The Bible records Dor as a Canaanite city whose ruler allied with Jabin, king of Hazor, against Joshua (Joshua 11). On the other hand, an Egyptian folktale, “The Story of Wenamum,” records Dor ruled by Sea People at that time. Later, Dor became the capital of one of Solomon’s districts, whose governor was his son-in-law (1 Kings 4:11). The Assyrians destroyed Dor, but Phoenicians resettled it in the 5th Century BCE. They developed a purple dye industry based on the local murex shell.  King Herod established a port in a neighboring city called Caesarea in the first century. Dor’s significance gradually declined, and by the 4th century AD, Dor was abandoned.

Tel Dor Exposed

John Garstang conducted the first excavations at the site in 1920. Since the 1980s, a team from the Hebrew University has been conducting systematic excavations.
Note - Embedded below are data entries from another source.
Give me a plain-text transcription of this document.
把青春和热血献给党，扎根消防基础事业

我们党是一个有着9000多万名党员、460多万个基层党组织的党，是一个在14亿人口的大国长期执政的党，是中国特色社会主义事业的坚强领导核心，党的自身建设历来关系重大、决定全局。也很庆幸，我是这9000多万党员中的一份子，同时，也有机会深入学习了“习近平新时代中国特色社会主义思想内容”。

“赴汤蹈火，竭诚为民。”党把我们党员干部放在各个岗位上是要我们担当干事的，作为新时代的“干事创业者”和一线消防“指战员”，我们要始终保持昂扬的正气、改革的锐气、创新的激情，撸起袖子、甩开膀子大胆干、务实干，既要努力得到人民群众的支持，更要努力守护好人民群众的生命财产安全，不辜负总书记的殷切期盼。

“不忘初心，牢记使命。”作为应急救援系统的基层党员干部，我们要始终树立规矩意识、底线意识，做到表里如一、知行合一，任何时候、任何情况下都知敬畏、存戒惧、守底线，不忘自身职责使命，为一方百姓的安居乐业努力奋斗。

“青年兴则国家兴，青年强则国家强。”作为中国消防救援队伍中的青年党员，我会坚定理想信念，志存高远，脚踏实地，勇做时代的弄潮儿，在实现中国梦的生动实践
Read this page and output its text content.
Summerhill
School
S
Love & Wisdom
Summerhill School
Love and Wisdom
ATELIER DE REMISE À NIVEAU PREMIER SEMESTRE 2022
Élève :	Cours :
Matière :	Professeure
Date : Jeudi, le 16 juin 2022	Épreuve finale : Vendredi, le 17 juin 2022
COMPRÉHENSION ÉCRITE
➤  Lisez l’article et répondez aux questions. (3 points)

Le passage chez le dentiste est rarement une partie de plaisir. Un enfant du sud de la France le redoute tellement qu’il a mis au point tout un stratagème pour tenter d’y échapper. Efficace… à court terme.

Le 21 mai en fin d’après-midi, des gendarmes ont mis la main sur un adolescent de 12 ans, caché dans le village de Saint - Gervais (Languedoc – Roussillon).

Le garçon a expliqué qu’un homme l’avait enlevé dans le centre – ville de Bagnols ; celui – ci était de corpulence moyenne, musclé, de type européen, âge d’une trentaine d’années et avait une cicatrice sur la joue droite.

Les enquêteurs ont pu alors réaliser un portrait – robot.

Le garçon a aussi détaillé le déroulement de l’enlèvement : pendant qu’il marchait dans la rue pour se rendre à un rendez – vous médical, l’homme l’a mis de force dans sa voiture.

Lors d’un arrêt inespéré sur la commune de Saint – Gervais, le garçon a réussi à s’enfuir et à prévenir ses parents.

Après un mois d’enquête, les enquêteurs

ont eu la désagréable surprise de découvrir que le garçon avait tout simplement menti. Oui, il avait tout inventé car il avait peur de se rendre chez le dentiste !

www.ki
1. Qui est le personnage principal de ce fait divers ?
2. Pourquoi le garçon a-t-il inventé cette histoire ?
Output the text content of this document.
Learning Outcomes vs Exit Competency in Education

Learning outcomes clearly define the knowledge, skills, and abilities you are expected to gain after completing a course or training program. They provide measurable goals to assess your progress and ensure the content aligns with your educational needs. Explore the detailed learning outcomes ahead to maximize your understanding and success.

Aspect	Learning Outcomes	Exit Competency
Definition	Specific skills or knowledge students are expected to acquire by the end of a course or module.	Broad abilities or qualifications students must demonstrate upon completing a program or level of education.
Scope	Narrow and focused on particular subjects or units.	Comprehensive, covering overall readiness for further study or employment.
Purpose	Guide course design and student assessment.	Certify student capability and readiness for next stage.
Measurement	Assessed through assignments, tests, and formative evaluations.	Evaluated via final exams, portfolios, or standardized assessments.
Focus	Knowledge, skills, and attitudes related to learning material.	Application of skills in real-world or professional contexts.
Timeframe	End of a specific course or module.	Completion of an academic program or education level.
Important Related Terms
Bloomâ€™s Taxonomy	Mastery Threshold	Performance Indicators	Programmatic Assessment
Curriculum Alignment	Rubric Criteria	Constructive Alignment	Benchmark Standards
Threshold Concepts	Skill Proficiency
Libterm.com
These excavations uncovered various remains from different periods, including a Philistine-era port, Hellenistic-period living quarters and fortifications, foundations of a Roman temple, piers, and evidence of the purple dye industry.

Touring Tel Dor

tel-dor-museumThe site can be reached by a dirt road passing through Kibbutz Nachsolim fishponds. There are no signs or marked trails, but the mound is full of architectural remains, reflecting its rich past. Aside the archaeology, the site also offers some of the most beautiful views of the Mediterranean coast and has a public beach in the nearby Kibbutz. On the kibbutz grounds is also a 19th-century glass factory that was turned into a charming archaeological museum. The Museum exhibits various finds from Tel Dor and its vicinity. The display includes cannons buried near Tel Dor by Napoleon in 1799 and artifacts retrieved from shipwrecks in the area.

A tour of Tel Dor can be combined with a day tour to Caesarea and Haifa.